What I point to, when I’m making this argument, is ERA. The Rangers, as a team, have a 3.99 ERA — tied with the Chicago White Sox for 20th in the majors. The Rangers’ starting pitchers have a 4.23 ERA on the season — 20th in the majors. The team’s bullpen ERA, on the other hand, is 3.69 — 12th in the majors. Ergo, the Rangers’ bullpen, by definition, is not bad.

That said...it does sort of feel like the Rangers’ bullpen has been problematic this year. And while my inclination is to dismiss that as “the van is always parked at the corner” syndrome — the tendency to remember certain things that stick out, while not remembering the times they don’t happen — I figured it was worth taking a deeper look.

Fangraphs has, among many, many other things, data for teams and individual players relating to win probability. Included in that data is a stat they simply call “Clutch,” which, as they explain, measures “how much better or worse a player does in high leverage situations than he would have done in a context neutral environment.” You can click on the link and look under the hood to see how it is calculated, and how the inputs that it uses are calculated, but at the end of the day, the idea is see the deviation between performance overall and performance in high leverage situations.

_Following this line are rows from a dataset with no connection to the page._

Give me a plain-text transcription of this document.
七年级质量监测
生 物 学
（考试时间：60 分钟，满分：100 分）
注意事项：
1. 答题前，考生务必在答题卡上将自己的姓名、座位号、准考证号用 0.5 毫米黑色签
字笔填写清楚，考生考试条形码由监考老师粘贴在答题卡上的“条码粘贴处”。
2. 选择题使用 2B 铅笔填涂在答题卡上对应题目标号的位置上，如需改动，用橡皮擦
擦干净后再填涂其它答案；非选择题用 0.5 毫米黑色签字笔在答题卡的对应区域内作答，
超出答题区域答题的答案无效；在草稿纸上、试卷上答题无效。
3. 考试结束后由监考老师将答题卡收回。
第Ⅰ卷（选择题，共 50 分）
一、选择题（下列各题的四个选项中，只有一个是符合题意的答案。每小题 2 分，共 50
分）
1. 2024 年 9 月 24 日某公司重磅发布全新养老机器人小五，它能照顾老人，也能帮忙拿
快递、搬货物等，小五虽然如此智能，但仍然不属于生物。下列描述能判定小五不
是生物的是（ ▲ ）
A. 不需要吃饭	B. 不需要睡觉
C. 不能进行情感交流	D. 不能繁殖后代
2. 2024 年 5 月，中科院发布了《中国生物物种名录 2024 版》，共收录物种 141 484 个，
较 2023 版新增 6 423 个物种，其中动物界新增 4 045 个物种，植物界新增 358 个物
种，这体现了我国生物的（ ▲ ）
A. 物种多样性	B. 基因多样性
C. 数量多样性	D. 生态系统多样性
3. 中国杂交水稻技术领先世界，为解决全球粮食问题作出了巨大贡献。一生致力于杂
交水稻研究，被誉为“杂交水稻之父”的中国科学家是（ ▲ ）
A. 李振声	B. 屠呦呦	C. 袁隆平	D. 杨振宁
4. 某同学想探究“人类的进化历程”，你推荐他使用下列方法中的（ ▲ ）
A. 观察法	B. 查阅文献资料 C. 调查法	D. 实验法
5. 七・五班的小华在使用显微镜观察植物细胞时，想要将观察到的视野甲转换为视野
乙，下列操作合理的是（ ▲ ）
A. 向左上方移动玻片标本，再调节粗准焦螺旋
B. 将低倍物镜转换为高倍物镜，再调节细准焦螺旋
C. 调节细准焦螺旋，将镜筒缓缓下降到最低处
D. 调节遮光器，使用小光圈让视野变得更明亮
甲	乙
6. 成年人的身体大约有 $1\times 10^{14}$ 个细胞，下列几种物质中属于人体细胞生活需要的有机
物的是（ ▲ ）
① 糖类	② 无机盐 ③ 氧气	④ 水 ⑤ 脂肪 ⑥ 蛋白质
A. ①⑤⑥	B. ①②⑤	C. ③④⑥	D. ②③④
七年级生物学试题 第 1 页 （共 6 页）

Now, this isn’t something we generally talk about or look at all that much, since, generally speaking, clutch performance isn’t a skill. It is descriptive, but not predictive. As Fangraphs notes:

Clutch does a good job of describing the past, but it does very little towards predicting the future. Simply because one player was clutch at one point does not mean they will continue to perform well in high-leverage situations (and vice versa). Very few players have the ability to be consistently clutch over the course of their careers, and choking in one season does not beget the same in the future.

Performance that is identical in high leverage situations as overall would have a zero Clutch score. A positive Clutch score means better performance, compared to what would be expected from that player (or team), in higher leverage situations, while a negative Clutch score means underperforming in higher leverage situations.

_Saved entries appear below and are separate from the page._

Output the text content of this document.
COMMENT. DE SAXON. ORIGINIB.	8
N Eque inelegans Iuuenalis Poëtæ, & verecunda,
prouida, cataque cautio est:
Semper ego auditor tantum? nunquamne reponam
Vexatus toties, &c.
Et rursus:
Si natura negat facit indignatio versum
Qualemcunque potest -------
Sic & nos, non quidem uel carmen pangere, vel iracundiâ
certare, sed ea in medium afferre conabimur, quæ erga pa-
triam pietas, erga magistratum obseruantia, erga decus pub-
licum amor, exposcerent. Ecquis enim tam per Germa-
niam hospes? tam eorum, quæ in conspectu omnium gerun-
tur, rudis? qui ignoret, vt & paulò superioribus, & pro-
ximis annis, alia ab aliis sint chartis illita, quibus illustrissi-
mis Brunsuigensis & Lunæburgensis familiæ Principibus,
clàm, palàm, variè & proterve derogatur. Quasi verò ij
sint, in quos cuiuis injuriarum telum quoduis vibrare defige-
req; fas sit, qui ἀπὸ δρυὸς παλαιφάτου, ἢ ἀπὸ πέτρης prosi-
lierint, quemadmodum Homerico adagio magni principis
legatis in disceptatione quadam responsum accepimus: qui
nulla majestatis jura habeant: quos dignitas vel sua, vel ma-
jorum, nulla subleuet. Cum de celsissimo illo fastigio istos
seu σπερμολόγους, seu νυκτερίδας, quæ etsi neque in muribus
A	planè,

The Rangers starters have a Clutch score of 0.84 — better than would be expected, and 12th in the majors.

The Rangers relievers have a Clutch score of -3.60 — much, much worse than would be expected, and 28th in the majors, ahead of only Arizona (-3.89) and Detroit (-4.52).

So all those people who have told me that the bullpen has been bad? Well, I don’t know that I can say, based on this, that they are wrong — or, at least, entirely wrong. The overall performance of the bullpen, in terms of allowing runs, has been fine. But the bullpen has had, according to Clutch, a knack for allowing runs at the worst possible times — resulting in the blown leads and meltdowns that stick in our heads.

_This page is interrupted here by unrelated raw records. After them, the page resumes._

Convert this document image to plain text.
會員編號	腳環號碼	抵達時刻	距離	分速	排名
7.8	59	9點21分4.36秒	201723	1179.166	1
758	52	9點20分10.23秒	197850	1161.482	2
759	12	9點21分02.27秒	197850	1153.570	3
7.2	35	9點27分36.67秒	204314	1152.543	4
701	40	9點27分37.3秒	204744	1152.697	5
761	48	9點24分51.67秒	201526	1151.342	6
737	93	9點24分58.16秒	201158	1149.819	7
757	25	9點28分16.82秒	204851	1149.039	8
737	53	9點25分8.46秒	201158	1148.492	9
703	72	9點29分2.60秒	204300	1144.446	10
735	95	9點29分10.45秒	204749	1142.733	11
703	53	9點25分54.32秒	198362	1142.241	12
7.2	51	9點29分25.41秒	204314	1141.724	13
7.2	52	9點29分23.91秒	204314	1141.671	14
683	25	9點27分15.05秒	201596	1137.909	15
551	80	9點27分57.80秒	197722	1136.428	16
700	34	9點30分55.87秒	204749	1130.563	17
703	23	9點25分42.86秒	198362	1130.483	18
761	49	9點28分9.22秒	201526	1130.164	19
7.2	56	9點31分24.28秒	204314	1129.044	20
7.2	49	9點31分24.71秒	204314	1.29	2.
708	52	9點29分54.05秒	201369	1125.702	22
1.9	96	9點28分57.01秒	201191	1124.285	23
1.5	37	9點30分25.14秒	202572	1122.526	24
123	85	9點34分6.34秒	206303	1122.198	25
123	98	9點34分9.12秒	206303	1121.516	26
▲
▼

My initial inclination is to attribute the Rangers’ poor record in one run games — 9-26 as I type this — and underperformance compared to their expected won-loss record based on run differential (57-67 actual versus 64-60 expected) to the bullpen’s lack of clutchiness. However, Detroit is .500 in one run games, and is actually slightly overperforming their expected won-loss record, while Arizona has a 15-22 record in one run games and is only underperforming their expected record by two games.

We probably need more than an N=3 sample size to make any real conclusions about this, but I don’t feel like doing that this morning. Maybe another day.

In terms of individual pitchers, the worst performers for the Rangers are names you would likely expect — Brett Martin (-1.23), John King (-0.89), Garrett Richards (-0.80), and Dennis Santana (-0.62). The top performers are Matt Moore (0.66), Greg Holland (0.44), and Jonathan Hernandez (0.38).

Again, I wouldn’t put much, if any, weight on this in terms of expectations going forward. Brett Martin, for example, was more or less breakeven in terms of his Clutch score prior to this season. The Rangers relievers. were middle of the pack last year. And the most Clutch bullpen in 2021, per the Fangraphs metric, was...the Detroit Tigers bullpen, at 5.57. The same Tigers who are dead last in 2022.